Auch die französische Turnschuhmarke Veja will mehr Schuhe ohne tierisches Leder herstellen. Deshalb entwickelt sie Maisleder. Dafür werden die Blätter der Pflanze geschreddert, zu einem Brei verarbeitet und auf einen Baumwollstoff aufgetragen. 50 Prozent des Schuhs besteht aus Maisabfällen aus der Lebensmittelindustrie.

Plastikflaschen

Stoffe aus PET-Flaschen wurden nicht zuletzt zum aktuellen Supertrend, weil die Vorstellung, dass Mode dabei helfen könne, Müll abzubauen, so verführerisch ist. Das Naturschutznetzwerk „Parley for the Oceans“, das mit Strategien aus der Werbebranche das Recyclingmaterial „Ocean Plastic“ populär gemacht hat, erinnert jedoch daran, dass das endgültige Ziel sein muss, Plastik überflüssig zu machen. Doch von heute auf morgen geht das natürlich nicht.

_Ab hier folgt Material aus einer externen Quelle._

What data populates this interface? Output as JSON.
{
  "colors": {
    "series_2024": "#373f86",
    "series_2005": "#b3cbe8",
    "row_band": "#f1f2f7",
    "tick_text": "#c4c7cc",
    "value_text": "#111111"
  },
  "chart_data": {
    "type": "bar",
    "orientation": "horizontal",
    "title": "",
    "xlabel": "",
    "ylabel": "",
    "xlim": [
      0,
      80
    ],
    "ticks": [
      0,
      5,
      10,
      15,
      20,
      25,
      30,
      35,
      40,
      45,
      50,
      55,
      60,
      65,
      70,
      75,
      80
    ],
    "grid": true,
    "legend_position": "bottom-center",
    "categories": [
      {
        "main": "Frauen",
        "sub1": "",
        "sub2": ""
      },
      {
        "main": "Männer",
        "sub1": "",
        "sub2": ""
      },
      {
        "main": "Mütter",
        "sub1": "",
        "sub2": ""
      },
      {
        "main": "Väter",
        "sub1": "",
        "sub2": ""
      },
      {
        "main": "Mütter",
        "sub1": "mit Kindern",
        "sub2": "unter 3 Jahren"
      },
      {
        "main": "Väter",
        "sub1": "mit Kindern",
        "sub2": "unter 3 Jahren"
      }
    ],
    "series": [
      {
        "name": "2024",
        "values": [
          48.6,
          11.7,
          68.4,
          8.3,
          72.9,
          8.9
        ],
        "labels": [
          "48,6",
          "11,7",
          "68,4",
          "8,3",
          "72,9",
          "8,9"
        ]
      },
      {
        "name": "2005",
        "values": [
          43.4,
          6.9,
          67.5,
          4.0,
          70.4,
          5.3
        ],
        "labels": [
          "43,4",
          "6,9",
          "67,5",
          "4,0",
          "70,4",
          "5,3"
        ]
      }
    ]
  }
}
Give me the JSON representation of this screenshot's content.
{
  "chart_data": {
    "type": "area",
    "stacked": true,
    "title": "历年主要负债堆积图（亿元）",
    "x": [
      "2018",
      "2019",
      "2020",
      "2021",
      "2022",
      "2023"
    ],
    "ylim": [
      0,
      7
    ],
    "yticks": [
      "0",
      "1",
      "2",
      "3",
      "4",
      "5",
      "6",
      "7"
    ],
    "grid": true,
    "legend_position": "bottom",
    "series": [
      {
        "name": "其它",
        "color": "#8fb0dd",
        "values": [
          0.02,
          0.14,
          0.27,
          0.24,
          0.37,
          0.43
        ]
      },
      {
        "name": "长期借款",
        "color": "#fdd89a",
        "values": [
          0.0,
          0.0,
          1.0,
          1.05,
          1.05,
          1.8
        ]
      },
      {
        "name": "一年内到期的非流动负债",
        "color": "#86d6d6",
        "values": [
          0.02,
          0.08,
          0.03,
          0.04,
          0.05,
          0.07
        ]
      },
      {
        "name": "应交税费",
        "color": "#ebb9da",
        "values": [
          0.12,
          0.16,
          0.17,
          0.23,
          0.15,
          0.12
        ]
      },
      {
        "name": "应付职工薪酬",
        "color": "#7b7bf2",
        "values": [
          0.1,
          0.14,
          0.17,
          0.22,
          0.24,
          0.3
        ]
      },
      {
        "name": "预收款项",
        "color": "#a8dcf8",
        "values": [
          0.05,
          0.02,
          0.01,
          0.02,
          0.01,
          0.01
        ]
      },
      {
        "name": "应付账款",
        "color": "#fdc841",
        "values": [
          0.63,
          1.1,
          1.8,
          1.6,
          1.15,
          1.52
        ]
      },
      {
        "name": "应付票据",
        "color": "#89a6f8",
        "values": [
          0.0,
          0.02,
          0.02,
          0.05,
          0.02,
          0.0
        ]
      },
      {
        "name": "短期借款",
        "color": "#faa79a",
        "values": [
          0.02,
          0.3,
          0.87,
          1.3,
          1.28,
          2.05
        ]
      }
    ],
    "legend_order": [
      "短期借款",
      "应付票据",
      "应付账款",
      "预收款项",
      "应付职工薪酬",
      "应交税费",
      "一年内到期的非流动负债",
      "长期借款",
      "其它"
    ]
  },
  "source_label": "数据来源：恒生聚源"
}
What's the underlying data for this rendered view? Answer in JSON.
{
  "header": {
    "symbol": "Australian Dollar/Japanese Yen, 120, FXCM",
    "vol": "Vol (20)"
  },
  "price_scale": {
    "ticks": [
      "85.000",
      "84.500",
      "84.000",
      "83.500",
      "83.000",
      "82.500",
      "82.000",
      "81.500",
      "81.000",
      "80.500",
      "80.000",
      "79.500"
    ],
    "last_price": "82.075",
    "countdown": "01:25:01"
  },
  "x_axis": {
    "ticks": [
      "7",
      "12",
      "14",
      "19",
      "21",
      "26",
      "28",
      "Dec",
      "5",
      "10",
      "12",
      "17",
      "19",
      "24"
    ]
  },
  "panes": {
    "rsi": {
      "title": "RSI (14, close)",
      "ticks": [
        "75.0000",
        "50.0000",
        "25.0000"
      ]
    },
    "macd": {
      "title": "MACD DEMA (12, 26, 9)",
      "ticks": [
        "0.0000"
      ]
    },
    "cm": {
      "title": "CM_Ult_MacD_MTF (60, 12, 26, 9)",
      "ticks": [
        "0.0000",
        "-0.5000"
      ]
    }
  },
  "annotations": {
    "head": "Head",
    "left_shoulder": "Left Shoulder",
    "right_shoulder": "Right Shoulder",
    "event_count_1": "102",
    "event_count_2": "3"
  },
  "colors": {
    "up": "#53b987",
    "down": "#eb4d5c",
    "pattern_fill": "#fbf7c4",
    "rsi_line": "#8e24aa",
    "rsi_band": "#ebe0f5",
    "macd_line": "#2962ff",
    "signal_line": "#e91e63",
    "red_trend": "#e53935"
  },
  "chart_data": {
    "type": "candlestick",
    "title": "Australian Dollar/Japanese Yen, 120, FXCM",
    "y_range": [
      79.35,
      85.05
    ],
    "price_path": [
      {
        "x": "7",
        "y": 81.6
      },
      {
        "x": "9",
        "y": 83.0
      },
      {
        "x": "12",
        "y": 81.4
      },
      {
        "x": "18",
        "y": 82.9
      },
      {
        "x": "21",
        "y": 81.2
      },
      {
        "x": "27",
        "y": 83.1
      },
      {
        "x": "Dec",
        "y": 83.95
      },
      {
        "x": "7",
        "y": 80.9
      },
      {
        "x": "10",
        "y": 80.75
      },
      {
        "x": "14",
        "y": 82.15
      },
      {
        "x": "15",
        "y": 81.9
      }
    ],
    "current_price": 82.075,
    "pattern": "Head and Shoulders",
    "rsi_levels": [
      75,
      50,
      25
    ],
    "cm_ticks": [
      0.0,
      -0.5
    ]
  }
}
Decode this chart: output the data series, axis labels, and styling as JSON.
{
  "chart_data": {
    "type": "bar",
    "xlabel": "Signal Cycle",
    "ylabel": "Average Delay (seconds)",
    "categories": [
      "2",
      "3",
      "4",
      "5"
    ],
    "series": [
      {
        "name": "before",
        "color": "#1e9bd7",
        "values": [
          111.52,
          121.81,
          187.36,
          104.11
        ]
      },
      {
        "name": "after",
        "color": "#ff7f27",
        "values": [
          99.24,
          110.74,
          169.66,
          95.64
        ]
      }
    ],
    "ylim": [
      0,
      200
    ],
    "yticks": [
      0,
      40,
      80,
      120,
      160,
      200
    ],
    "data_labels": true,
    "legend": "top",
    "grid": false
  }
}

Darauf zählt auch Christian Fischbacher, ein Label für luxuriöse Heimtextilien aus der Schweiz. Seit Jahren investiert man dort in die Entwicklung hochwertiger Recyclingstoffe. Das jüngste Resultat: Benu Talent, ein kuscheliger Samt aus dem sprödem PET, der auch dem Trend zum Outdoor-Lifestyle (danke, Klimaerwärmung!) gewachsen ist.

Doch Plastik bleibt Plastik. Kunststofffasern landen durch Abrieb und mit jeder Wäsche als Mikroplastik in der Umwelt. Das Surf- und Longboardlabel Langbrett hat dafür den Waschbeutel „Guppyfriend“erfunden. Das Mikroplastik wird darin aufgefangen und kann mit dem Hausmüll verbrannt werden.